The story is, as with all G+S, totally preposterous. Nanki-Poo, the son of the ruling Mikado of Japan, loves Yum-Yum but a marriage has been arranged for him with the vile looking Katisha. Yum-Yum on the other hand is betrothed to Ko-Ko who has been condemned to death for flirting. Ko-Ko has, nevertheless, been elevated to the position of Lord High Executioner and his destiny is to behead himself. Then there is Pooh-Bah who holds every authority position in the town of Titipu except for that of the Mikado himself. Nanki-Poo disguises himself as a wandering minstrel and the fun begins.

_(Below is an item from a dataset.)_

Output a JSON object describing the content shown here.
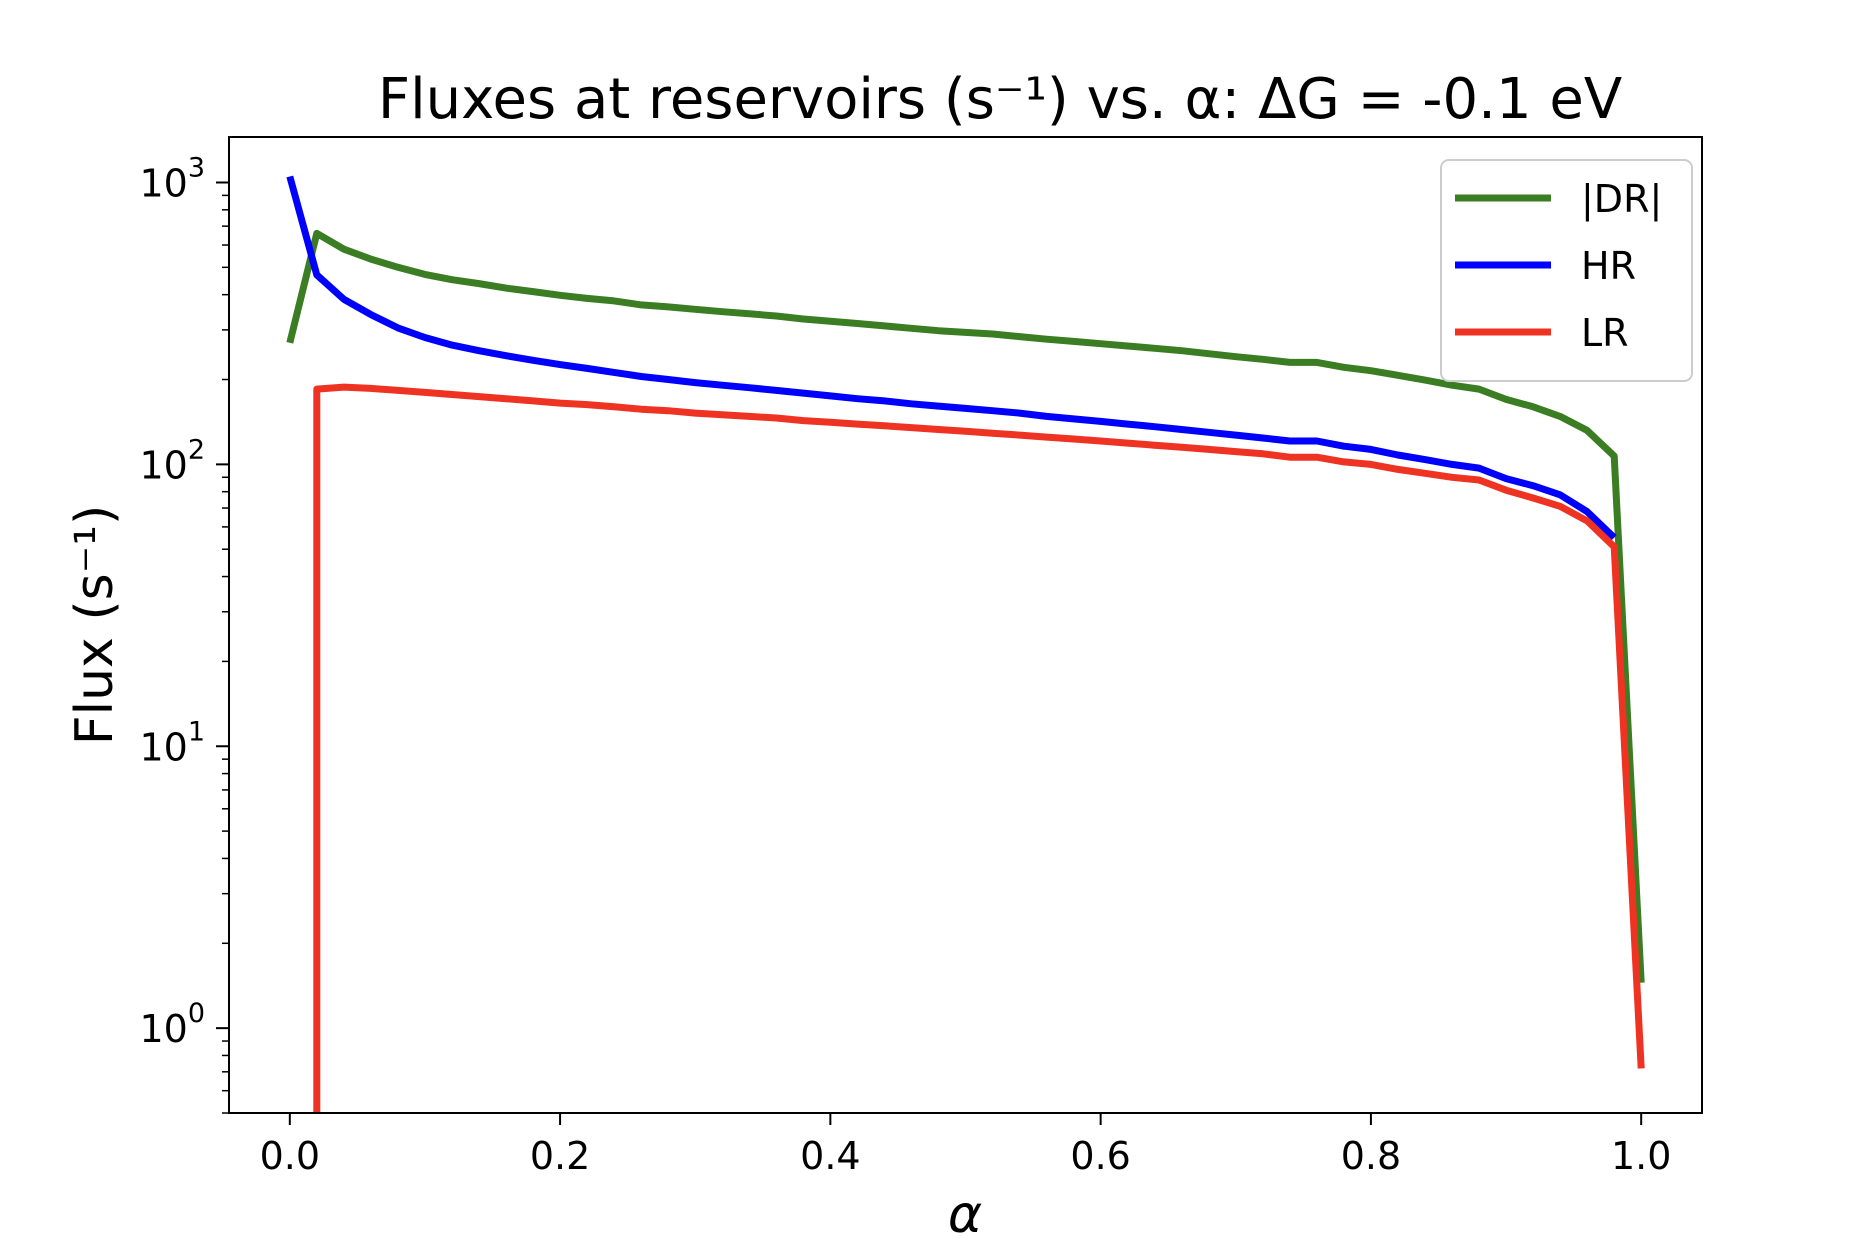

This production is a peculiar mix of something that feels like a throw-back to imagined versions of the early part of the twentieth century and an attempt to bring it, dragging and screaming, into the modern day. Performances are static, staid and sterile and the songs are delivered with little choreography or awareness of developments in the conventions, conceits and practices of contemporary musical theatre. Yet, on occasion, the production surprises by updating many of the original lyrics penned by the illustrious Mr. Gilbert. In particular “I’ve Got a Little List” in the first half and the Mikado’s big number “The Punishment Fits the Crime” in the second half transcend the dullness of the rest of the production and are genuinely funny.
The biggest problem lies in the rather prosaic attempt to re-envision a production that sees a sizeable light operetta with principals and chorus cut down into something for a handful of performers only. The orchestra, too, is reduced to contain only seven players. The lack of a full sound both on stage and in the pit is hard to ignore. Having no conductor allows for a slight roughness around the edges of songs. The set for the first half looks like it has been touring for a number of years. The second half looks and sounds better. Overall, though, the lack of resource is all too obvious and there is a lack of imagination to cover the deficiency. Bizarrely, for a production that has been touring for a reasonable length of time, there is insecurity in knowing the spoken lines.
The performers split into two camps. As it happens the contrast falls across the gender divide. The women are operatically trained whilst the men have emerged through the musical theatre route. They are very different disciplines and the differences show. Of the first camp, Victoria Joyce makes a good job of Yum-Yum although her sung lyrics are often indistinct. Poor Louise Crane has the unenviable job of being both one of the three little maids from school and the Gorgon Katisha. John Griffiths shows his experience and class as The Mikado and Pish-Tush whilst Tim Walton as Nanki-Poo sings nicely but is under-energised in the spoken sections. Carl Sanderson’s Pooh-Bah owes much to the Panto Dame tradition but he belts out the numbers with gusto and wrings maximum value out of his text.
Come the end, however, Gilbert and Sullivan have woven their habitual magic and the production, despite its flaws and its occasional longeurs, has the audience clapping along, cheering and demanding more.